Fans Totenham di berbagai belahan dunia, terutama Asia, menjadi merasa ada ikatan pada klub yang kuat. Alasannya, kehadiran Son dianggap sebagai representasi kehadiran Asia di gelanggang sepakbola Eropa, pusat peradaban bola di dunia. Perekrutan pemain Asia, seperi Son, oleh tim Eropa sering dikaitkan dengan beberapa motif, walau kebanyakan kita bisa melihat sisi ekonomi lebih dominan.
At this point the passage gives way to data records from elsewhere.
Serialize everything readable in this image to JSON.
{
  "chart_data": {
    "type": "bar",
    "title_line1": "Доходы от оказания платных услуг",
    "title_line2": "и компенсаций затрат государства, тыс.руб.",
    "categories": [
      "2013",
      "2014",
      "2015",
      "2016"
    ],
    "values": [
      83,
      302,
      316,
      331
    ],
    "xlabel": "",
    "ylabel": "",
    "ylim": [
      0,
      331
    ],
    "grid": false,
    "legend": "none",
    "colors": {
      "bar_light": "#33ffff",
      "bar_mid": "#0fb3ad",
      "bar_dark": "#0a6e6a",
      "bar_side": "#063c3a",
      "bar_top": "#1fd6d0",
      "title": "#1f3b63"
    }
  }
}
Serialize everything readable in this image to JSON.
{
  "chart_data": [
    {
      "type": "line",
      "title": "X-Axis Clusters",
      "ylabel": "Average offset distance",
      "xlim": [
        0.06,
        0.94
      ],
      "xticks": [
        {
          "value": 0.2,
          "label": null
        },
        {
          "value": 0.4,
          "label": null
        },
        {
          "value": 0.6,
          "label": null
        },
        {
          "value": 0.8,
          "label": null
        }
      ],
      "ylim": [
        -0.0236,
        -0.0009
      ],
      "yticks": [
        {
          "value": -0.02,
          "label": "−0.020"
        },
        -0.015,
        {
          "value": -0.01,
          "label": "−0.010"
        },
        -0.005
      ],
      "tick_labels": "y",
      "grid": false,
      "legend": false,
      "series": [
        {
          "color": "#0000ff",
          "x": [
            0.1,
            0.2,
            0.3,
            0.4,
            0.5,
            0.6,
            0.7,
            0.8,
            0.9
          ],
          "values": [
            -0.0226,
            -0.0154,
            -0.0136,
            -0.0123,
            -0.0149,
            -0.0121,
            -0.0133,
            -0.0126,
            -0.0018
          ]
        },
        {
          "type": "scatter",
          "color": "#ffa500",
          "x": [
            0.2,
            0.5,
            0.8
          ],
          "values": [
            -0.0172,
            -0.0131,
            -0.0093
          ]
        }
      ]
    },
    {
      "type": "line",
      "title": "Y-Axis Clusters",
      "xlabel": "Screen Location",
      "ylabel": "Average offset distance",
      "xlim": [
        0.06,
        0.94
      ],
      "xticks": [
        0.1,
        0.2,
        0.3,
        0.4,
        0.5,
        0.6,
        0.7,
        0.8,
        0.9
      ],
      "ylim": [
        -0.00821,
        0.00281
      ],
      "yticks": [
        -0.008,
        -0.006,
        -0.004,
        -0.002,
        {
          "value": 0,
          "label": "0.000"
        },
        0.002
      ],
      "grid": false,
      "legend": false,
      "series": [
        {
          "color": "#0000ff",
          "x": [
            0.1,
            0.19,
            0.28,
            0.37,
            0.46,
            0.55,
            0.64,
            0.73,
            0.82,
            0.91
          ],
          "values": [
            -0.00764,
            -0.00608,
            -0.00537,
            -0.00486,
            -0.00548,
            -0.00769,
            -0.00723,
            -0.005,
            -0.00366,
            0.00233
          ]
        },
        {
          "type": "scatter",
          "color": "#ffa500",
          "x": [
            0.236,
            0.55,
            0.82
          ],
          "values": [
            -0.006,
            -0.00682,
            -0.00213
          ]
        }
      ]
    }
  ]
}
Masih segar dalam ingatan kita, saat perekrutan Hidetoshi Nakata yang digadang-gadang sebagai titisan dari Kapten Tsubasa, tokoh kartun di Jepang. Jersey Perugia dan AS Roma meledak penjualannya di Jepang. Sejarah yang hampir sama juga terjadi pada pemain Korea Selatan lainnya, Park Ji-Sung, yang menyulut pembelian besar di Korea Selatan.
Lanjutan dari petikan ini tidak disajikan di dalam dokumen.